Three main projects the company was hoping they will help it lift revenue had to be stalled. These include a LPG plant in Rhourde El Baguel 100km away from Hassi Messoud, the development of Tinrhert gas well and the Rhourd Chegga well.
These projects were seen as a boon to boost gas exports amid a surge in domestic consumption. In fact, economists warned Algeria that if domestic gas consumption continues at the current pace, the country will be left with only 15 bcm/year to export by 2030. In a lower production or high demand scenarios, it will cease exporting all together, therefore importing gas beyond any such a point.

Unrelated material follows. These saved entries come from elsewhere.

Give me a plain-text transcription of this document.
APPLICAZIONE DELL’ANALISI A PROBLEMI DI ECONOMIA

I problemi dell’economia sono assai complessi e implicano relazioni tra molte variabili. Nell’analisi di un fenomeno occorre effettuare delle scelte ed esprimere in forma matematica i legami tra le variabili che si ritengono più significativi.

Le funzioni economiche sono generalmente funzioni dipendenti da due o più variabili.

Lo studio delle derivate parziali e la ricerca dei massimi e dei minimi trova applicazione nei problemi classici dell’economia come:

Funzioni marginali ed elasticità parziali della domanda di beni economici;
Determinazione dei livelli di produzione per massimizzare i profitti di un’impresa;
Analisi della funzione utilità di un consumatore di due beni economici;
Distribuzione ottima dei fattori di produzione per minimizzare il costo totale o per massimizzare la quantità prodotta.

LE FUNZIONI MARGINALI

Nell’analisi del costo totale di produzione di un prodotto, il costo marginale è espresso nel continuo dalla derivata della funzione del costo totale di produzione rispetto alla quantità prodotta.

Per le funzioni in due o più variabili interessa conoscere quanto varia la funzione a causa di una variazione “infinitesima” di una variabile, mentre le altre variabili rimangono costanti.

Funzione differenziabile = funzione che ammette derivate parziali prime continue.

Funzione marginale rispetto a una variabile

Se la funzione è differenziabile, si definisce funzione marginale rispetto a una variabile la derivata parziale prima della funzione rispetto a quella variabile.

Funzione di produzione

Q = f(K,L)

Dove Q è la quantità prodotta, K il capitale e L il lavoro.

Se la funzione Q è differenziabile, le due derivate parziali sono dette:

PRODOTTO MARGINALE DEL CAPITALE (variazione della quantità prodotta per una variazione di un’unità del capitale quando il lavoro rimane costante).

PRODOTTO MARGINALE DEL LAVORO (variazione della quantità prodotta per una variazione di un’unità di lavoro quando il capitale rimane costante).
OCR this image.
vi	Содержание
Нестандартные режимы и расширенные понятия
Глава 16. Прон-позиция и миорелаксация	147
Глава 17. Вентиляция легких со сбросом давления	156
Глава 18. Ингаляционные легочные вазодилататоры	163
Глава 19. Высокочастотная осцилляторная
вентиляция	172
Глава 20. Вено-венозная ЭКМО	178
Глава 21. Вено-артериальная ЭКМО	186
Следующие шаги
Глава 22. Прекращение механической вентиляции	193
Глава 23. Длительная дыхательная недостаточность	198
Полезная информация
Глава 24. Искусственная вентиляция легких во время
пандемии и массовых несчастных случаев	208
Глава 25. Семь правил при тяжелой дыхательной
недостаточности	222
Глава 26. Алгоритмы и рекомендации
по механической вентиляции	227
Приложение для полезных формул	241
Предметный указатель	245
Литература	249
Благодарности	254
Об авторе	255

Besides a dwindling domestic production, Algeria’s Sonatrach is facing acute competition in its key markets from the US, Russia and other rising oil and gas producing countries. Spain for example opted for US gas and reduced its imports from Algeria recently.
Due to its underdeveloped banking system, unfriendly investment regulations and particularly the lack of security, Algeria is increasingly shunned by global oil and gas companies. The memories of the 2013 attack by terrorism groups on one of the countries well-guarded wells are still vivid sending a bad signal for investors.
The company has also been plagued by corrupt officials and inefficient management as evidenced by the corruption cases facing its former CEOs. Between 1999 and 2020, 12 chiefs run the company. Some of them spent only months before being replaced by others casting a shadow of uncertainty and amateurism and reflecting a severe lack of vision.
By the end of Bouteflika’s fourth mandate in 2019, the country spent $1000 billion in 20 years, thanks to non-renewable sources. This huge resource could have financed all the development needs of the African continent. Instead of being invested in developing Algeria, these colossal hydrocarbon revenues were used to entrench the authoritarian status quo creating propitious conditions for a looming destructive chaos.